Baby Gears, Toys, and Books – Costs Vary and Could Go from $20 to $500
Baby gears [cribs, strollers, baby beddings and the like items] are, perhaps, the most costly things in your baby’s budget allocation especially as you’ll have to make expensive one-time payments for some of them [versus monthly allowances for food and diapers].
Ways to Save: Make a registry pre-pregnancy so friends and other family members will be able to pitch into your baby gear needs like car seats, bouncy beds, cribs, and strollers. After everyone has thrown in their lots, check if you’re still lacking anything and buy these items. Most baby gears are barely used anyway, and most moms will be glad to get rid of these bulky items.
Negative effects of parental stress and anxiety continue after the baby is born, with visible effects in the first two years of life. — Vanessa LoBue Ph.D.

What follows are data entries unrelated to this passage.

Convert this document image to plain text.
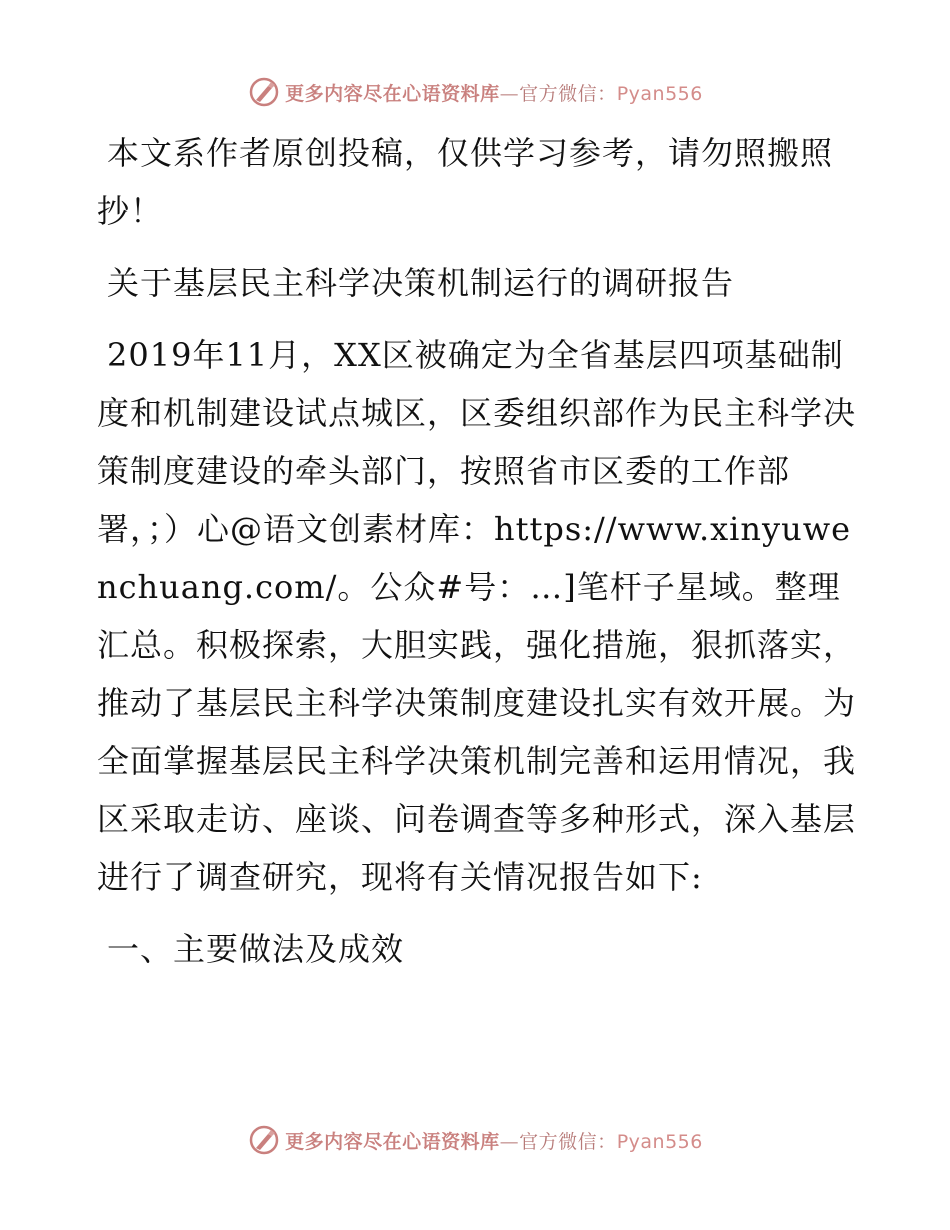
更多内容尽在心语资料库—官方微信：Pyan556

本文系作者原创投稿，仅供学习参考，请勿照搬照抄！

关于基层民主科学决策机制运行的调研报告

2019年11月，XX区被确定为全省基层四项基础制度和机制建设试点城区，区委组织部作为民主科学决策制度建设的牵头部门，按照省市区委的工作部署，；）心@语文创素材库：https://www.xinyuwenchuang.com/。公众#号：…]笔杆子星域。整理汇总。积极探索，大胆实践，强化措施，狠抓落实，推动了基层民主科学决策制度建设扎实有效开展。为全面掌握基层民主科学决策机制完善和运用情况，我区采取走访、座谈、问卷调查等多种形式，深入基层进行了调查研究，现将有关情况报告如下:

一、主要做法及成效

更多内容尽在心语资料库—官方微信：Pyan556
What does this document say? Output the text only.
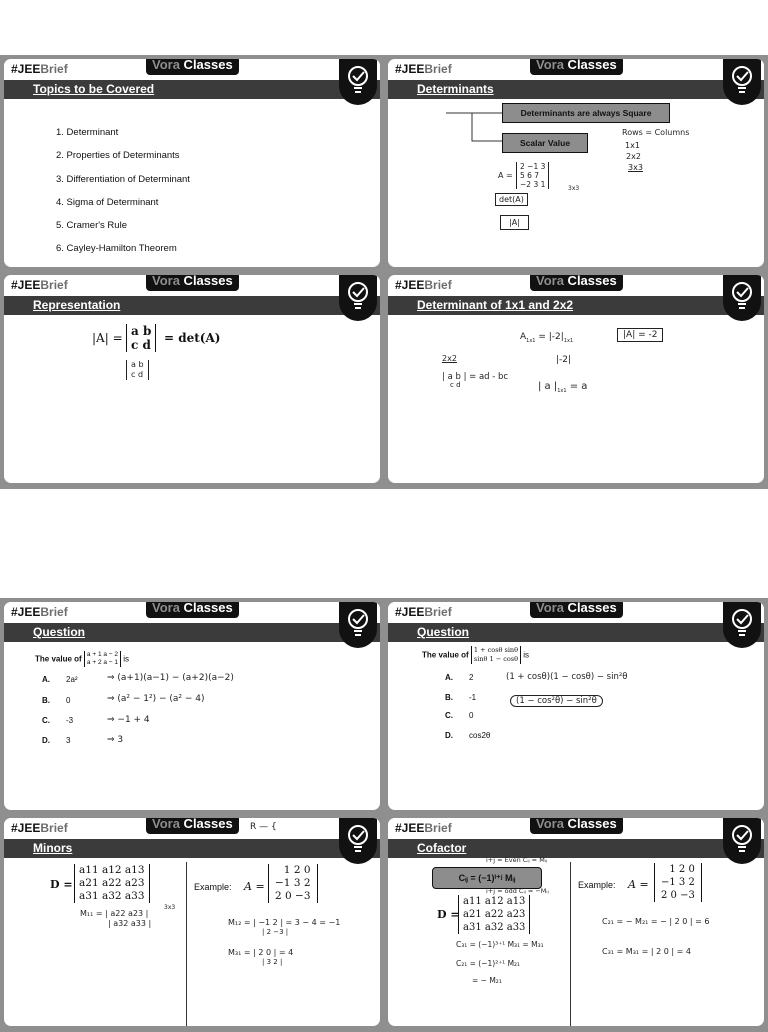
#JEEBrief	Vora Classes
Topics to be Covered
1. Determinant
2. Properties of Determinants
3. Differentiation of Determinant
4. Sigma of Determinant
5. Cramer's Rule
6. Cayley-Hamilton Theorem
#JEEBrief	Vora Classes
Determinants
Determinants are always Square
Scalar Value
Rows = Columns
1x1
2x2
3x3
A =
2 −1 3
5 6 7
−2 3 1	3x3
det(A)
|A|
#JEEBrief	Vora Classes
Representation
|A| = a b
c d = det(A)
a b
c d
#JEEBrief	Vora Classes
Determinant of 1x1 and 2x2
$A_{1x1} = |-2|_{1x1}$
|A| = -2
|-2|
2x2
| a b | = ad - bc
c d	| a $|_{1x1} = a$
#JEEBrief	Vora Classes
Question
The value of a + 1 a − 2
a + 2 a − 1 is
A. 2a²
B. 0
C. -3
D. 3
⇒ (a+1)(a−1) − (a+2)(a−2)
⇒ (a² − 1²) − (a² − 4)
⇒ −1 + 4
⇒ 3
#JEEBrief	Vora Classes
Question
The value of
1 + cosθ sinθ
sinθ 1 − cosθ is
A. 2
B. -1
C. 0
D. cos2θ
(1 + cosθ)(1 − cosθ) − sin²θ
(1 − cos²θ) − sin²θ
#JEEBrief	Vora Classes	R — {
Minors
D =
a11 a12 a13
a21 a22 a23
a31 a32 a33
3x3
Example: A =
1 2 0
−1 3 2
2 0 −3
M₁₁ = | a22 a23 |
| a32 a33 |	M₁₂ = | −1 2 | = 3 − 4 = −1
| 2 −3 |
M₃₁ = | 2 0 | = 4
| 3 2 |
#JEEBrief	Vora Classes
Cofactor
i+j = Even Cᵢⱼ = Mᵢⱼ
Cᵢⱼ = (−1)ⁱ⁺ʲ Mᵢⱼ
i+j = odd Cᵢⱼ = −Mᵢⱼ
D =
a11 a12 a13
a21 a22 a23
a31 a32 a33
C₃₁ = (−1)³⁺¹ M₃₁ = M₃₁
C₂₁ = (−1)²⁺¹ M₂₁
= − M₂₁
Example: A =
1 2 0
−1 3 2
2 0 −3
C₂₁ = − M₂₁ = − | 2 0 | = 6
C₃₁ = M₃₁ = | 2 0 | = 4
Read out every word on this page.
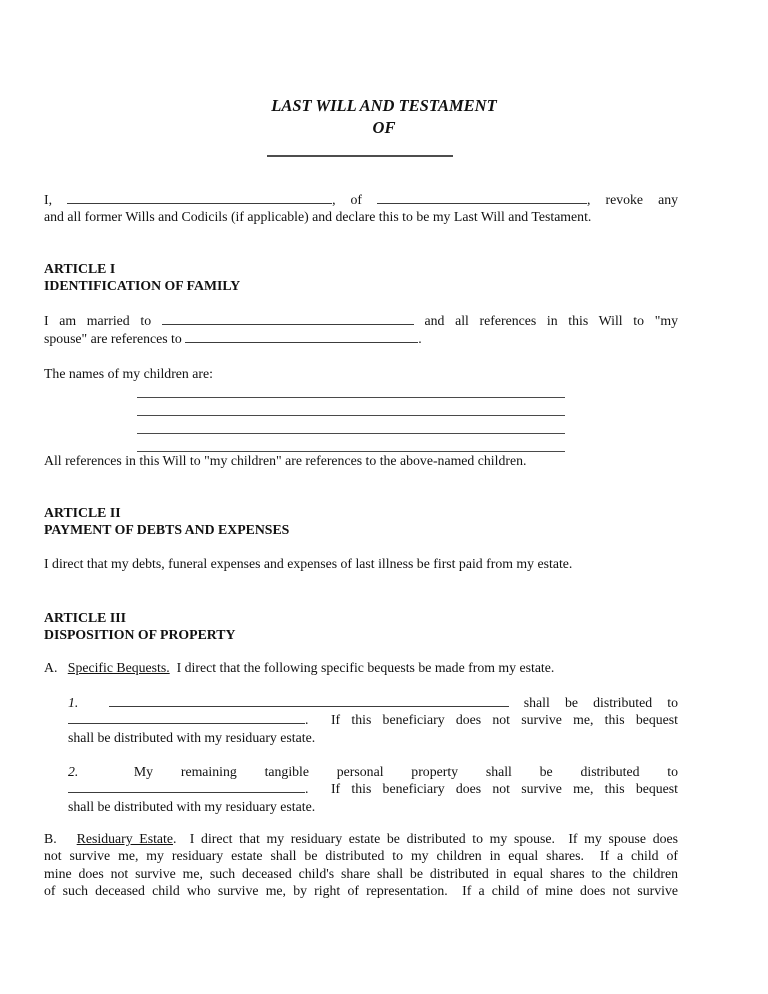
LAST WILL AND TESTAMENT
OF
I,	, of	, revoke any
and all former Wills and Codicils (if applicable) and declare this to be my Last Will and Testament.
ARTICLE I
IDENTIFICATION OF FAMILY
I am married to	and all references in this Will to "my
spouse" are references to	.
The names of my children are:
All references in this Will to "my children" are references to the above-named children.
ARTICLE II
PAYMENT OF DEBTS AND EXPENSES
I direct that my debts, funeral expenses and expenses of last illness be first paid from my estate.
ARTICLE III
DISPOSITION OF PROPERTY
A.   Specific Bequests.  I direct that the following specific bequests be made from my estate.
1.	shall be distributed to
.  If this beneficiary does not survive me, this bequest
shall be distributed with my residuary estate.
2.  My remaining tangible personal property shall be distributed to
.  If this beneficiary does not survive me, this bequest
shall be distributed with my residuary estate.
B.   Residuary Estate.  I direct that my residuary estate be distributed to my spouse.  If my spouse does
not survive me, my residuary estate shall be distributed to my children in equal shares.  If a child of
mine does not survive me, such deceased child's share shall be distributed in equal shares to the children
of such deceased child who survive me, by right of representation.  If a child of mine does not survive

As for toys and books, one mom discovered how her son only liked 2 of the 20 plus toys she bought for him. So, before going on toy shopping [and lose a considerable amount of money to toy marketing sharks!], Why not ask some of your friends who have kids for old playthings, the ones theirs have outgrown? You can also buy them secondhand, or you can do toy exchanges with neighbors who have babies the same age as yours. But the most practical advice comes from a mother of three:
“Babies love playing with household items so, I let them play with what I believe are the safest ones. I did this with all my three kids. As of now, my youngest loves tinkering with the whisk.”